I’m overly tired. I’m sore from making the round trip to Milwaukee twice (did you know how sore you can get sitting on your butt in a car for so long??? Also did you know how insane you can go when you are sitting in traffic that brings five lanes of traffic on a major freeway down to ONE????). I’m hungry because I didn’t have enough time (or friends!) to plan out bringing snack foods/meals better. I have three items of leftovers which will be left to chill in the windowsill. The omelette leftovers may or may not be a good choice for that – but it’s what we do to survive around here. I guess we’ll see..
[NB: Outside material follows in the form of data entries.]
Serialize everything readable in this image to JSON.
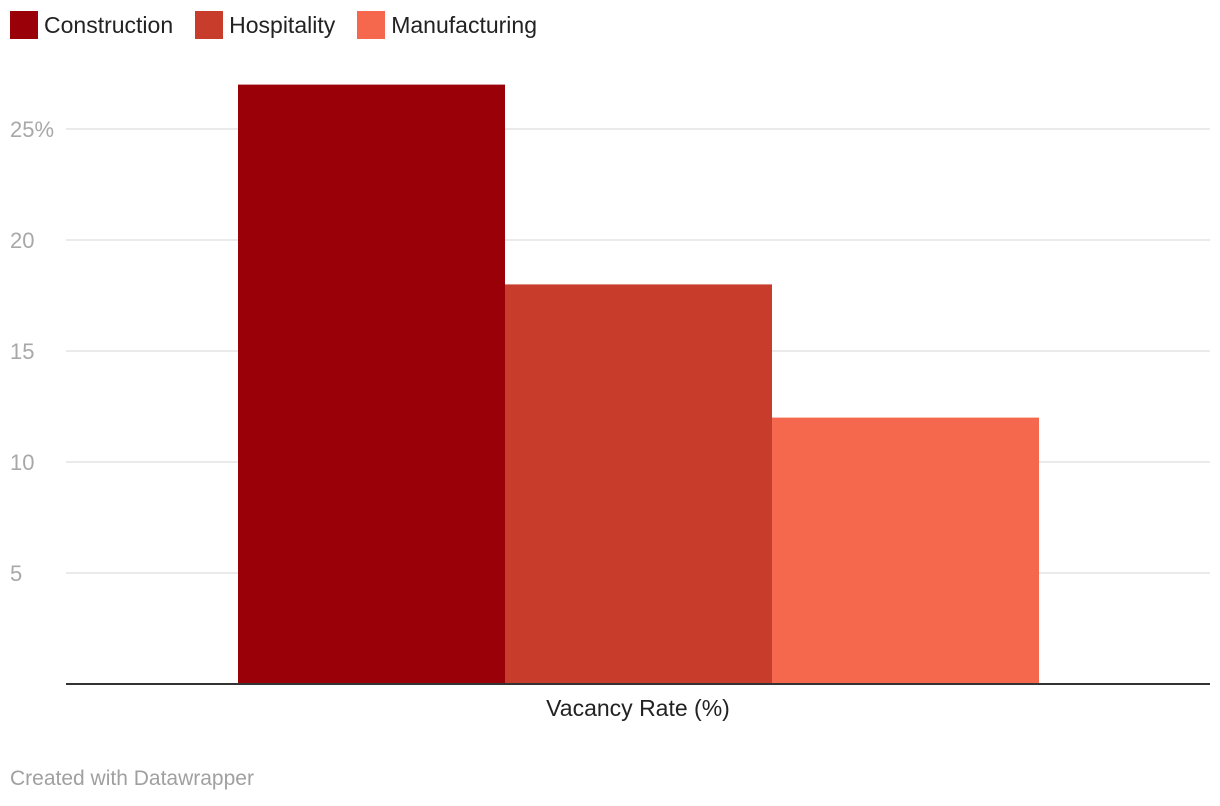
{
  "chart_data": {
    "type": "bar",
    "categories": [
      "Vacancy Rate (%)"
    ],
    "series": [
      {
        "name": "Construction",
        "values": [
          27
        ],
        "color": "#990008"
      },
      {
        "name": "Hospitality",
        "values": [
          18
        ],
        "color": "#c83c2b"
      },
      {
        "name": "Manufacturing",
        "values": [
          12
        ],
        "color": "#f6684d"
      }
    ],
    "ylim": [
      0,
      27
    ],
    "yticks": [
      5,
      10,
      15,
      20,
      25
    ],
    "ytick_labels": [
      "5",
      "10",
      "15",
      "20",
      "25%"
    ],
    "xlabel": "Vacancy Rate (%)",
    "legend_position": "top-left",
    "grid": true
  },
  "footer": {
    "credit": "Created with Datawrapper"
  }
}
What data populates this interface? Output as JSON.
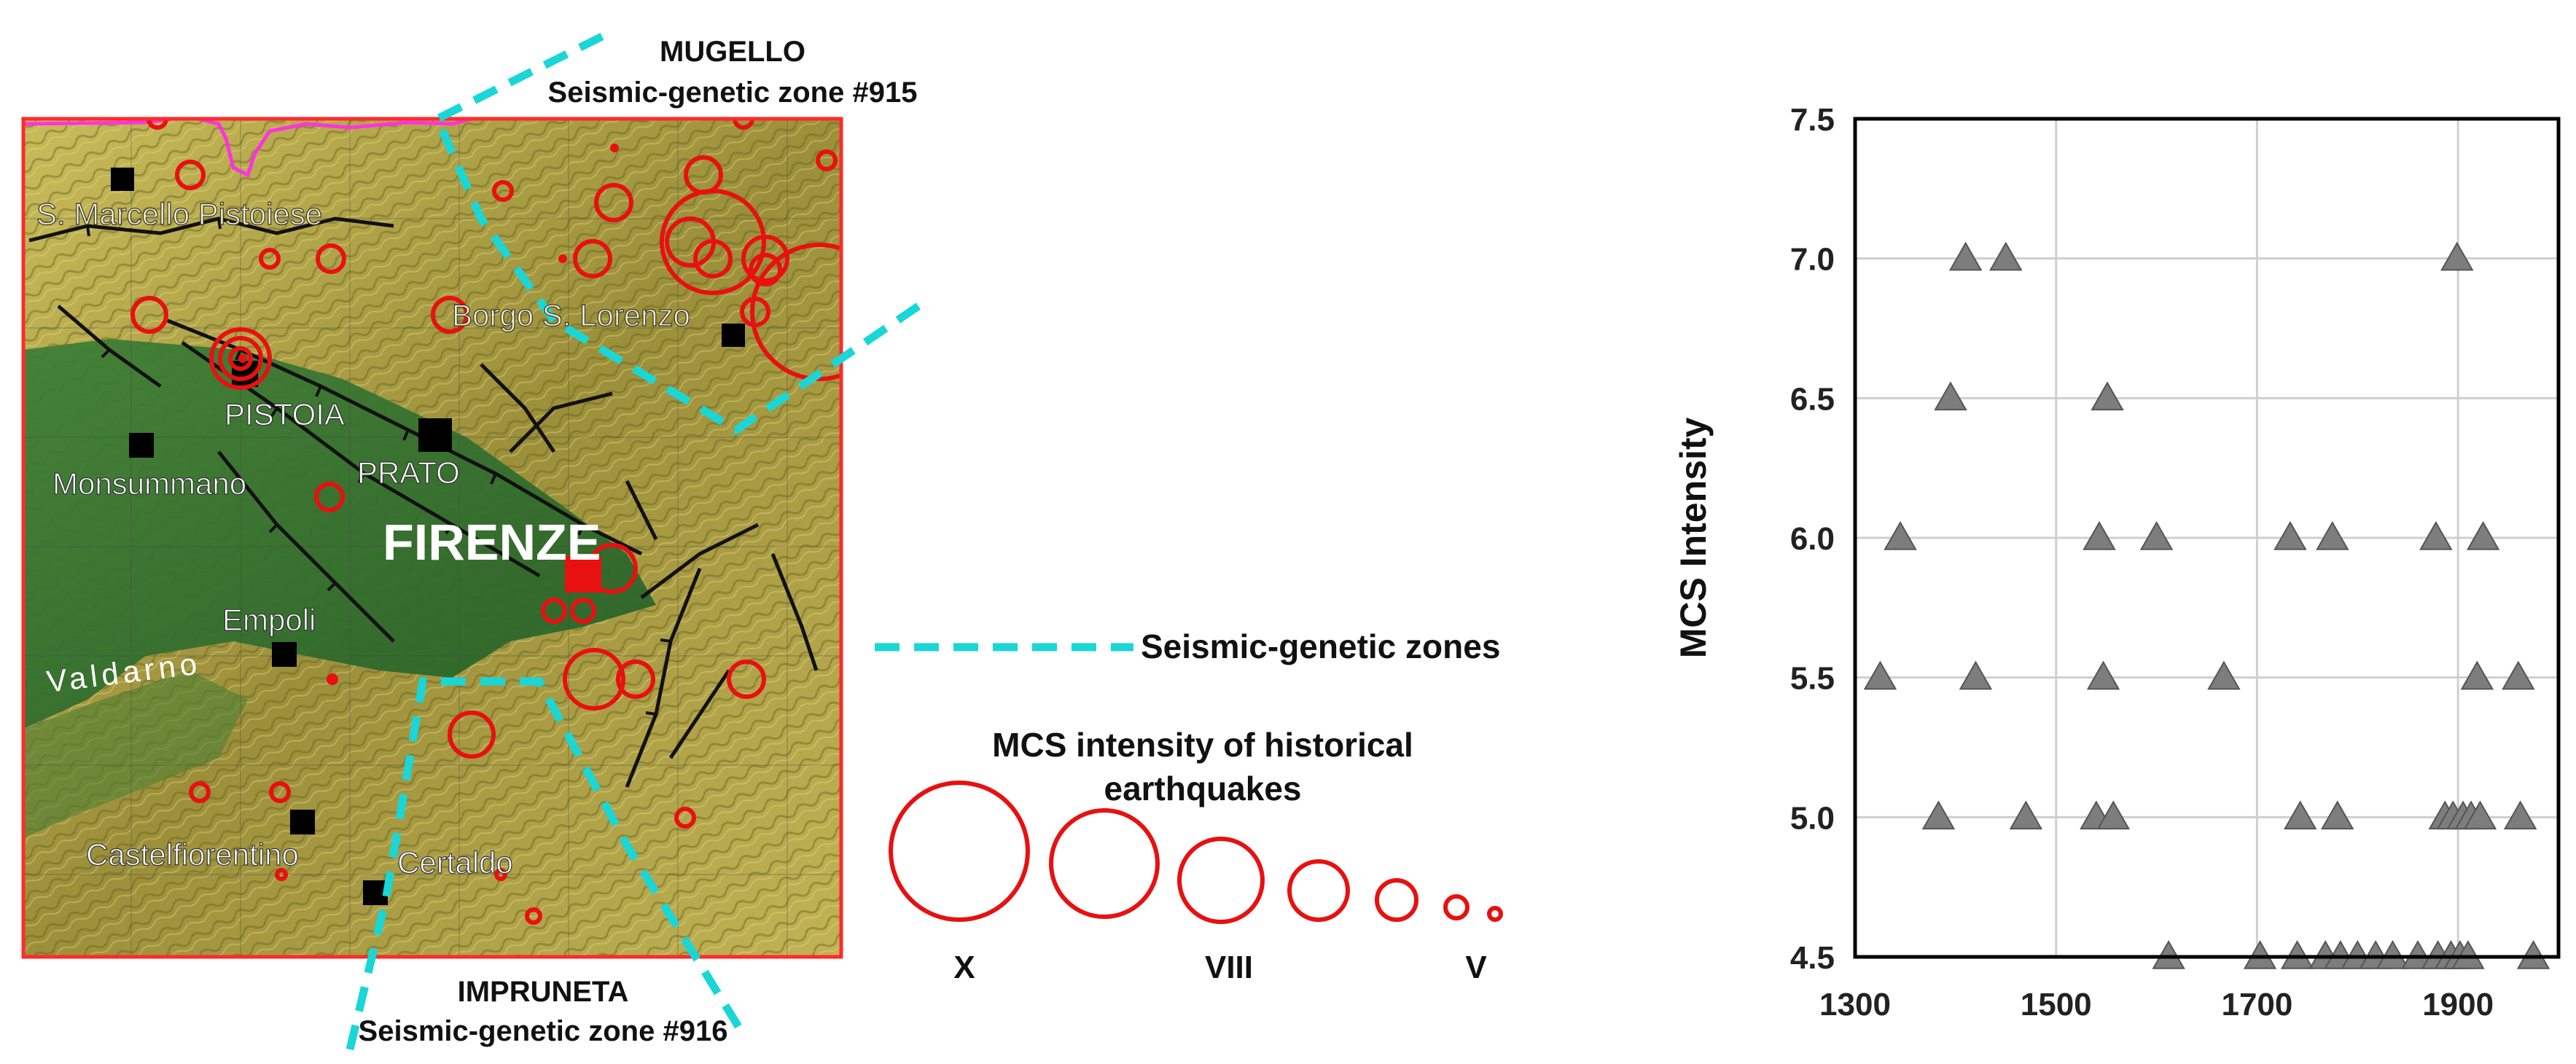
{
  "map": {
    "zone_labels": {
      "mugello_name": "MUGELLO",
      "mugello_zone": "Seismic-genetic zone #915",
      "impruneta_name": "IMPRUNETA",
      "impruneta_zone": "Seismic-genetic zone #916"
    },
    "places": {
      "s_marcello": "S. Marcello Pistoiese",
      "borgo": "Borgo S. Lorenzo",
      "pistoia": "PISTOIA",
      "prato": "PRATO",
      "monsummano": "Monsummano",
      "firenze": "FIRENZE",
      "empoli": "Empoli",
      "valdarno": "Valdarno",
      "castelfiorentino": "Castelfiorentino",
      "certaldo": "Certaldo"
    },
    "colors": {
      "earthquake": "#e81010",
      "zone": "#1ad6d6",
      "frame": "#ff2a2a",
      "boundary": "#ff33dd",
      "plain": "#2f6f2c",
      "hills": "#b0a244"
    }
  },
  "legend": {
    "zones_label": "Seismic-genetic zones",
    "intensity_title_1": "MCS intensity of historical",
    "intensity_title_2": "earthquakes",
    "scale_labels": [
      "X",
      "VIII",
      "V"
    ]
  },
  "chart_data": {
    "type": "scatter",
    "title": "",
    "xlabel": "",
    "ylabel": "MCS Intensity",
    "xlim": [
      1300,
      2000
    ],
    "ylim": [
      4.5,
      7.5
    ],
    "xticks": [
      "1300",
      "1500",
      "1700",
      "1900"
    ],
    "yticks": [
      "4.5",
      "5.0",
      "5.5",
      "6.0",
      "6.5",
      "7.0",
      "7.5"
    ],
    "grid": true,
    "marker": "triangle",
    "marker_color": "#7d7d7d",
    "points": [
      {
        "x": 1325,
        "y": 5.5
      },
      {
        "x": 1345,
        "y": 6.0
      },
      {
        "x": 1383,
        "y": 5.0
      },
      {
        "x": 1395,
        "y": 6.5
      },
      {
        "x": 1410,
        "y": 7.0
      },
      {
        "x": 1420,
        "y": 5.5
      },
      {
        "x": 1450,
        "y": 7.0
      },
      {
        "x": 1470,
        "y": 5.0
      },
      {
        "x": 1540,
        "y": 5.0
      },
      {
        "x": 1543,
        "y": 6.0
      },
      {
        "x": 1547,
        "y": 5.5
      },
      {
        "x": 1551,
        "y": 6.5
      },
      {
        "x": 1557,
        "y": 5.0
      },
      {
        "x": 1600,
        "y": 6.0
      },
      {
        "x": 1612,
        "y": 4.5
      },
      {
        "x": 1667,
        "y": 5.5
      },
      {
        "x": 1703,
        "y": 4.5
      },
      {
        "x": 1733,
        "y": 6.0
      },
      {
        "x": 1740,
        "y": 4.5
      },
      {
        "x": 1743,
        "y": 5.0
      },
      {
        "x": 1768,
        "y": 4.5
      },
      {
        "x": 1775,
        "y": 6.0
      },
      {
        "x": 1780,
        "y": 5.0
      },
      {
        "x": 1783,
        "y": 4.5
      },
      {
        "x": 1800,
        "y": 4.5
      },
      {
        "x": 1818,
        "y": 4.5
      },
      {
        "x": 1835,
        "y": 4.5
      },
      {
        "x": 1860,
        "y": 4.5
      },
      {
        "x": 1878,
        "y": 6.0
      },
      {
        "x": 1880,
        "y": 4.5
      },
      {
        "x": 1887,
        "y": 5.0
      },
      {
        "x": 1893,
        "y": 4.5
      },
      {
        "x": 1895,
        "y": 5.0
      },
      {
        "x": 1899,
        "y": 7.0
      },
      {
        "x": 1902,
        "y": 4.5
      },
      {
        "x": 1905,
        "y": 5.0
      },
      {
        "x": 1910,
        "y": 4.5
      },
      {
        "x": 1913,
        "y": 5.0
      },
      {
        "x": 1919,
        "y": 5.5
      },
      {
        "x": 1922,
        "y": 5.0
      },
      {
        "x": 1925,
        "y": 6.0
      },
      {
        "x": 1960,
        "y": 5.5
      },
      {
        "x": 1962,
        "y": 5.0
      },
      {
        "x": 1975,
        "y": 4.5
      }
    ]
  }
}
The plan for now is that hopefully the cultures we grew today stay negative for 24 hours, and that she remains fever free. If she should spike a temp or if the cultures grow out as quickly as they did last nite, we would likely start adding in some more antibiotic coverage until we were sure we were covering the right bug. If it stays negative, she doesn’t spike a fever, and she continues to look good, we will do a few more days of antibiotic/antifungal coverage here, and likely be home by the weekend. A positive culture will likely spur on some more action starting tomorrow, including lots of imaging to see if a source of infection can be identified. The thinking is that possibly she has a pocket of bacteria hanging out somewhere that is causing her recent bout of infection cycles. Above all, the major goal is to clear this line and save it, and send us on our way as soon as we are comfortable with the fact that we have killed everything we are possibly able to kill out of her bloodstream.
Ok i’m falling asleep typing this…
I’ll update more in the morning as soon as I know more.
terra
I’m praying for Kendall.
You are all in my prayers everyday! Hoping you get some good snacks for you today, the girls in IL are good, and dear sweet Kendall kicks this asap!!!